Whenever I navigate to <my-domain-name.tld> to start the WordPress installation, WordPress downloads a file, either download in Chromium-based browsers, or <random_characters> in Firefox.

This tells me that NGINX is not executing PHP files, or rather that it isn’t passing them along to be executed, but is just serving them up instead, so now I’m trying to figure that out.

And I’ve noticed a disturbing trend that I thought was just limited to Reddit, but I see is apparently part of the Internet-at-large now…

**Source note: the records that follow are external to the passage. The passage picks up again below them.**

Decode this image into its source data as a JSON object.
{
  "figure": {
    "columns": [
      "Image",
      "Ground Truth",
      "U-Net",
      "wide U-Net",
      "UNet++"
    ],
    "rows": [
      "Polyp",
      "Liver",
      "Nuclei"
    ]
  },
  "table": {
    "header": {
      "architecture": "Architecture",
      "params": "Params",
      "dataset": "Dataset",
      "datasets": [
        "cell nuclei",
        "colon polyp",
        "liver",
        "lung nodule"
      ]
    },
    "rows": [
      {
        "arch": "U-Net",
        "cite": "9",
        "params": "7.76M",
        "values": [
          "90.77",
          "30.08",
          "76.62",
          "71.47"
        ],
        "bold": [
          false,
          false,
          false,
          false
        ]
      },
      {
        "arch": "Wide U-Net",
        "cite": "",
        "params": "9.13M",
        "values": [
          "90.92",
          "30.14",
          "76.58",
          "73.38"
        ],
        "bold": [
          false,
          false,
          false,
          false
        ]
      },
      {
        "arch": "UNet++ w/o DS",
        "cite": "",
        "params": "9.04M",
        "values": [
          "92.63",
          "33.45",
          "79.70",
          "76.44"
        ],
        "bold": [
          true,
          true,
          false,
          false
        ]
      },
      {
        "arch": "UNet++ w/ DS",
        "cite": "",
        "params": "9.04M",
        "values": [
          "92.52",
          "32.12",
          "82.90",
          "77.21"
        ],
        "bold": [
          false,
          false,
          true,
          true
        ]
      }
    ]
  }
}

The last time I was working heavily with these technologies - HTML, CSS, JavaScript, PHP, web servers, etc., was 20 years ago. Back when you had a problem then, you’d post your problem on a forum, people would actually look at / read what you’d posted and then dissect it and say, “Okay, here’s where it all went haywire… line 121… <blah blah blah, reason reason reason>…”

Now everyone points to a tutorial or the documentation, as if that’s actually helpful… as if someone who can figure out how to write A, AAAA, MX, TXT, etc. records, who can configure an installation script for a Linux server delivered in a rescue / recovery mode, etc., needs to be told to go read the docs.

I would say something along the lines of, “It pains me to say it…” but it doesn’t pain me one bit. I’m not seeing a whole lot of actual help these days online. I’m seeing a whole lot of, “Hey go look at these resources that you’ve probably already looked out.”

Usually when I see something like this, it stems from people replying who don’t have a full understanding of the underlying tech either. I don’t know if that’s you and diizzy or not, but so far I’m under the impression that you’ve scanned the thread, but haven’t really read the thread for understanding.

I’m not asking for people’s theories on best practices or which content management system they believe is superior to another. I’m not asking for another guide. I’m asking for detailed information on why these configurations didn’t / aren’t working. So I’ll just be blunt: so far all I’ve gotten is a bunch of useless platitudes, non-useful links, and unsolicited commentary. One of the problems I had, I fixed on my own. It looks like I’ll be fixing the second problem on my own too.

The TL;DR: If you’re not going to post information that will solve the problem, save yourself the effort of posting and me the effort of reading it. I’d rather read, “You’ll just have to figure it out on your own.”

I guess something like this might be helpful?

It was not.

As I said earlier, I don’t need a guide. I needed someone with extensive knowledge of NGINX. Turns out that person was me.

I bought and read: https://www.amazon.com/Nginx-HTTP-Server-Harness-infrastructure/dp/178862355X/

By the time I finished it, I was able to find the errors in my configuration files.

Sometimes you have to brute force it. I am glad you were able to resolve it. Don’t sleep on reading guide from trusted names that deal with these things as their bread and butter though. It is good to get information from multiple sources to ensure you are on the right track. You may also learn information that the other sources gloss over or omit.